I suspect, however, that is a comparative exercise that won’t happen for those in favor of Trump’s policies. Politicians as bludgeons seems to be preferred modus operandi these days.
That preference will cost us all.
Former New York mayor Rudy W. Giuliani said President Trump wanted a “Muslim ban” and requested he assemble a commission to show him “the right way to do it legally.”
https://www.washingtonpost.com/news/the-fix/wp/2017/01/29/trump-asked-for-a-muslim-ban-giuliani-says-and-ordered-a-commission-to-do-it-legally/
On Saturday night, Judge Ann M. Donnelly of Federal District Court in Brooklyn blocked part of the president’s action, ruling that forcing refugees and others to return to their homes could cause them “irreparable harm.”
Trump’s action is not the same as Obama’s action
http://abcnews.go.com/Politics/wireStory/ap-fact-check-trump-claims-travel-ban-misleading-45160554
(Notice how I provided information without getting testy, acerbic, or insulting?)
Being a Norwegian, I am fairly good at spotting trolls.
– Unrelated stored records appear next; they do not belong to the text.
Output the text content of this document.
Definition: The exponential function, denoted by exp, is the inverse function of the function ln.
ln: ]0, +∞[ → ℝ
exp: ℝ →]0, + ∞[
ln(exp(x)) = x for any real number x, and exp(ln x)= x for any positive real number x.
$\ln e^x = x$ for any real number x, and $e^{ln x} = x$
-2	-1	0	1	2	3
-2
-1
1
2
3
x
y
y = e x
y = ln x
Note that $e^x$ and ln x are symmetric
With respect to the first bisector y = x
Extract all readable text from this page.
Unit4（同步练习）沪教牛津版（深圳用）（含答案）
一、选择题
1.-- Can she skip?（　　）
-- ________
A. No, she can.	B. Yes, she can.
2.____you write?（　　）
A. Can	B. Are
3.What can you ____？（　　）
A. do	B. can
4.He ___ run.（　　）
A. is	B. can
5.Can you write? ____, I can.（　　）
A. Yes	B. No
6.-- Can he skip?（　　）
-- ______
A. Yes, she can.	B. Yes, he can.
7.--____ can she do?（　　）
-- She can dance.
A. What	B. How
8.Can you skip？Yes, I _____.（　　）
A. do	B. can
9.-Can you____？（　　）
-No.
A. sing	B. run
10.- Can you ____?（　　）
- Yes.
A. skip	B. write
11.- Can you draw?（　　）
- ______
Here is how to identify the nefarious Texas Troll:
– Look for #fakenews.
– Did they mention MSM?
– Did someone ask you to look up the definition of a simple word?
– Did many sentences begin or end with “actually?”
This is just a starter list- feel free to add to it.
“A president’s power is at its apex at the nation’s borders” and that the Supreme Court has “consistently reaffirmed the power of the president to control the entry and exit from the country as a matter of national security.” Such precedent, he said would give Trump’s administration a decided advantage in any litigation. – Jonathan Turley, a law professor at George Washington University
Immigration law would afford the government special advantages, because it exists in a “parallel universe” where many of the constitutional protections afforded in other legal situations do not apply. “Discrimination on the basis of nationality is something that, again, one finds all over the immigration law, and in a nonimmigration context would almost certainly not withstand the equal-protection challenges.” – Temple University international law professor Peter Spiro
Like Spiro, University of Virginia international law professor emeritus David Martin said the NSEERS program is “constitutionally sound.”
NSEERS may or may not be “constitutionally sound,” but what is known is that is not longer in effect because it was determined to be a redundant and obsolete program.
https://www.federalregister.gov/documents/2016/12/23/2016-30885/removal-of-regulations-relating-to-special-registration-process-for-certain-nonimmigrants
The president does not have unlimited powers, even when it comes to borders. The judiciary will have its say.
Well XYZ, it looks like International Law Professors disagree with you. Mostly because of this: in 1952, Congress passed the Immigration and Nationality Act, which expressly authorized the president to suspend the immigration of any person, class of people or group of people into the United States for public health, public safety or national security reasons. The courts have upheld this presidential power because under our system, immigration materially affects the nation’s foreign policy and foreign policy is constitutionally the domain of the president.
You don’t have to like it, but it is legal and just.